The trick question of the end-of-season CBC At Issue political panel usually involves putting a name to the face of a mystery newsmaker.

Year in and year out, it is a test that some of us fail miserably and last week’s edition was no exception.

But giving the right answer to a flash-card question is ultimately only half as tricky as coming up with choices for the categories of most underrated and most overrated politician.

That is a guaranteed recipe for making temporary friends and lifelong enemies for it is a rare slight that does not have a longer shelf life than a word of praise.

One panellist’s underachiever is sometimes the other’s over-performer and there have been years when the same person has ended up in both categories.

Rather than nail or elevate a politician, the fundamental purpose of the exercise really is to put faces to some larger issues.

This year, Canada’s 308 MPs earned a collective spot in the underrated category.

Former House of Commons Speaker Peter Milliken inspired that answer.

No one has held the position of referee in the Commons for as long as he did and over his tenure, the reputations of MPs lost a lot of their shine.

A decade-long Liberal civil war and a schism between the two main factions of the Canadian right did not help. Nor did seven years of fractious and often dysfunctional minority rule punctuated by a major federal scandal.

The hope is that this Parliament and the fresh page it offers both the Prime Minister and the official opposition will go some way to restore the Commons as a place where competing visions are put to the test rather than a venue where MPs come to smear each other in relative impunity.

No such hopes attend the other house. For the majority of Canadians who would like to see it abolished, the Senate belongs on the overrated side of the ledger.

At last count, at least half of the premiers are now of the same view.

Over the past few years, the willingness of so many of its appointees to act as yes men and women for the government — except, it seems, when the job security of some of them is concerned — has become yet another argument for the abolition of the upper house.

Toronto Mayor Rob Ford was placed in the underrated category — mostly as a pretext to talk about how his election last fall might have heralded the advent of a rare Conservative trifecta in Ontario.

A Tory victory in the upcoming provincial election could leave only Alberta and Saskatchewan sporting a deeper shade of blue than Ontario.

Polls regularly show that Saskatchewan’s Brad Wall is one of the few popular premiers on the scene but it is his original contribution to the national debate that has earned him a place in the underrated category.

His successful battle against the Potash Corp. takeover has opened a new front in the economic nationalism versus globalization debate.

It is also hard to think of a non-Quebec premier who has articulated a case for provincial autonomy quite as forcefully as Wall has been doing.

The federal minister who was on the other side of the Potash Corp. discussion did not do so well.
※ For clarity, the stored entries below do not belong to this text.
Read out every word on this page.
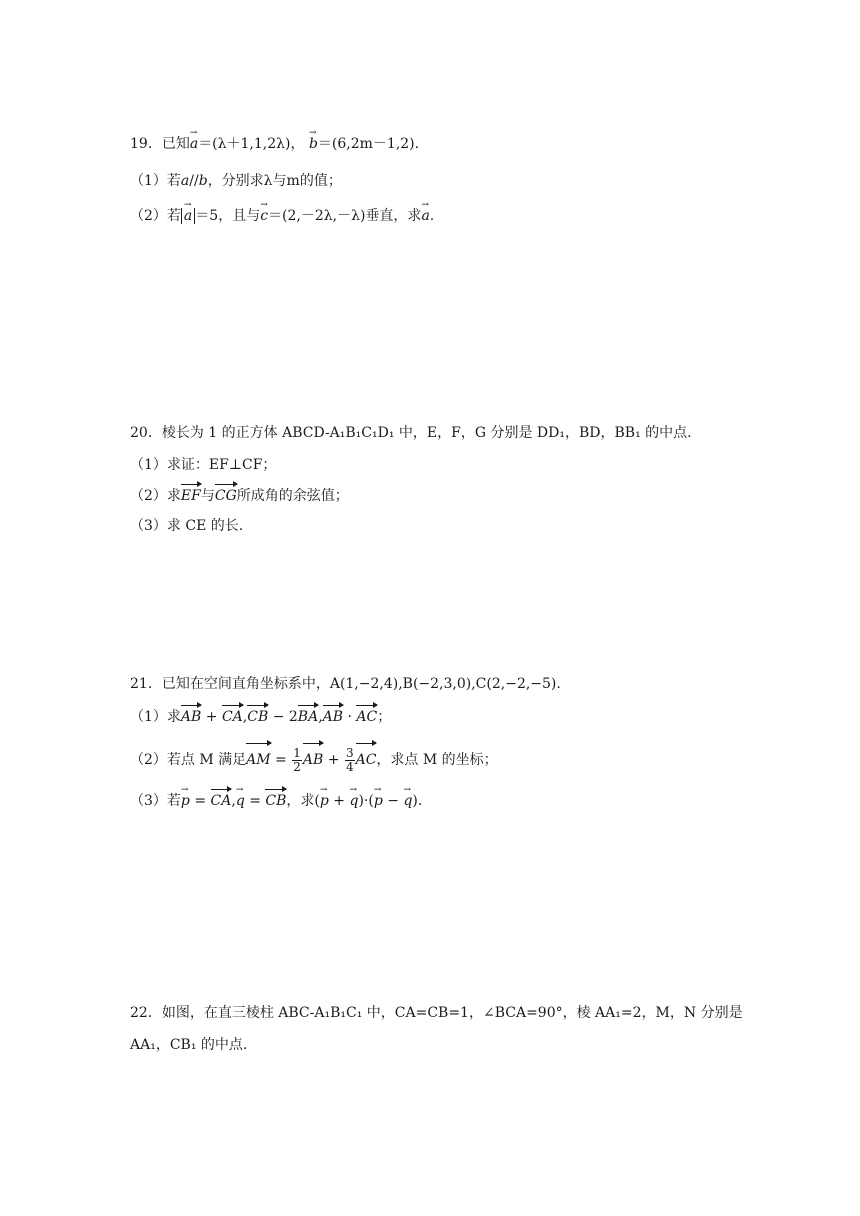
19．已知a →＝(λ＋1,1,2λ)， b →＝(6,2m－1,2).
（1）若a//b，分别求λ与m的值；
（2）若 a → ＝5，且与c →＝(2,－2λ,－λ)垂直，求a →.
20．棱长为 1 的正方体 ABCD-A₁B₁C₁D₁ 中，E，F，G 分别是 DD₁，BD，BB₁ 的中点.
（1）求证：EF⊥CF；
（2）求EF与CG所成角的余弦值；
（3）求 CE 的长.
21．已知在空间直角坐标系中，A(1,−2,4),B(−2,3,0),C(2,−2,−5).
（1）求AB + CA,CB − 2BA,AB · AC；
（2）若点 M 满足AM = $\frac{1}{2}$ AB + $\frac{3}{4}$ AC，求点 M 的坐标；
（3）若p → = CA,q → = CB，求(p → + q →)·(p → − q →).
22．如图，在直三棱柱 ABC-A₁B₁C₁ 中，CA=CB=1，∠BCA=90°，棱 AA₁=2，M，N 分别是
AA₁，CB₁ 的中点.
Among senior federal ministers, Tony Clement was singled out as overrated.

Some of the key clients of his former industry portfolio have another take on the minister. The auto industry in particular was appreciative of his work over the recession and that undoubtedly contributed to the Conservative election success in Ontario.

But Clement’s roles in the controversies involving the census and the G8 summit spending have earned him a reputation for defending the indefensible.

That reputation will not serve him well as Treasury Board president.

In that pivotal capacity, he will be in charge of tightening the belt of the federal government and doing so under the wary surveillance of a suspicious chattering class.

Well said Chantal. And thanks to Tor Star.